Here, Plaintiffs have attached a copy of the agreement that they claim Defendant breached. (Ex. A, DE 1-3.) From reviewing the agreement, it is not clear to the Court which provisions of the agreement pertain to the four identified breaches of the contract. "It is a basic tenet of contract law that a party can only advance a claim of breach of written contract by identifying and presenting the actual terms of the contract allegedly breached." Herssein Law Group v. Reed Elsevier, Inc., 594 F. App'x 606, 608 (11th Cir. 2015); see also George v. Wells Fargo Bank, N.A., No. 13-80776-CIV, 2014 WL 61487, at * 4 (S.D. Fla. Jan. 8, 2014) ("The Amended Complaint does not identify which provision of the [contract] has been breached and therefore runs afoul of Twombly."). In so ruling, the Eleventh Circuit relied upon a Sixth Circuit case that held that a failure to attach the contract along with a failure to cite to specific language in the contract ran afoul of Iqbal. Id. (citing Northampton Restaurant Grp., Inc. v. FirstMerit Bank, N.A., 492 F. App'x. 518, 521-22 (6th Cir. 2012)). For this reason, the Court will dismiss the breach of contract claims, but provide Plaintiffs with leave to amend to comply with the dictates of Herssein. Specifically, Plaintiffs must identify the provisions of the agreement they claim Defendant breached.
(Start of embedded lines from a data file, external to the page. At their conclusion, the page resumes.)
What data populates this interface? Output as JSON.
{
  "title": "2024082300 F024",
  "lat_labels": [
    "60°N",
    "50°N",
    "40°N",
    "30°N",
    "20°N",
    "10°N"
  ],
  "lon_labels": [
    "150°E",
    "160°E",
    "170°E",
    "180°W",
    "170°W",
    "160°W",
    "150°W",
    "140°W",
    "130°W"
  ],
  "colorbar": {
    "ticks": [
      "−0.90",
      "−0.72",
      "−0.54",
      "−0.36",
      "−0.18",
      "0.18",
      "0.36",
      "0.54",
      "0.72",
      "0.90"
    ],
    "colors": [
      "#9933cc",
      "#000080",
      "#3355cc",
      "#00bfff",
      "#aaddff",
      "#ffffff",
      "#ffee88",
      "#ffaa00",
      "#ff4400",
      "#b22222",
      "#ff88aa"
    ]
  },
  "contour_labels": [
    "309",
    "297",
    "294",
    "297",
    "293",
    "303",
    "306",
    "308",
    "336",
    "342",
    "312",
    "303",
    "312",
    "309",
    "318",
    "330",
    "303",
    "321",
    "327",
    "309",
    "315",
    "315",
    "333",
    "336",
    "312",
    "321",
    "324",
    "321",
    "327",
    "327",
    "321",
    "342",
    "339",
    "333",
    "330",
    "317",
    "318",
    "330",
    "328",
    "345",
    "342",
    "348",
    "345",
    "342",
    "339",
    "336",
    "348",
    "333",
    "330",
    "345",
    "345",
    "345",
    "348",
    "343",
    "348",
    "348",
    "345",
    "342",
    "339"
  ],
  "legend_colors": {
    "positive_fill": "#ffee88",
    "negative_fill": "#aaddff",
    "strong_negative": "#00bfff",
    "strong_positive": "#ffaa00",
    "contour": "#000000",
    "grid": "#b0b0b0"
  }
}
With respect to the negligence claims, the Court will defer ruling on the motion to dismiss until it is clear upon which provisions Plaintiffs base their breach of contract claims. Defendant relies upon the economic loss rule for dismissal of the negligence claims. See generally Tiara Condominium Association, Inc. v. Marsh & McLennan Cos., Inc., 110 So.3d 399, 401 (Fla. 2013) ("the economic loss rule is a judicially created doctrine that sets forth the circumstances under which a tort action is prohibited if the only damages suffered are economic losses."). To determine if this doctrine applies, the Court must examine whether Plaintiffs have alleged "action beyond and independent of breach of contract that amounts to an independent tort." Kaye v. Ingenio, Filale de Loto-Que., Inc., No. 13-61687, 2014 WL 2215770, at *4 (S.D. Fla. May 29, 2014). This is analysis is likely to be assisted by further clarity as to what constitutes the breach of contract claim versus the negligence claim.

IV. Conclusion

Accordingly, it is hereby ORDERED AND ADJUDGED that Defendant's Motion to Dismiss Amended Complaint and/or For A More Definite Statement (DE 15) is GRANTED. Plaintiffs are given leave to amend the Amended Complaint consistent with the dictates of this Order.

DONE AND ORDERED.

FootNotes


1. Counts II and III appear to be duplicative. With respect to Plaintiff Lakeside, the Amended Complaint only brings a negligence claim, not a breach of contract claim.
2. Plaintiffs are drug and alcohol treatment centers. (Am. Compl. ¶ ¶ 14-15.)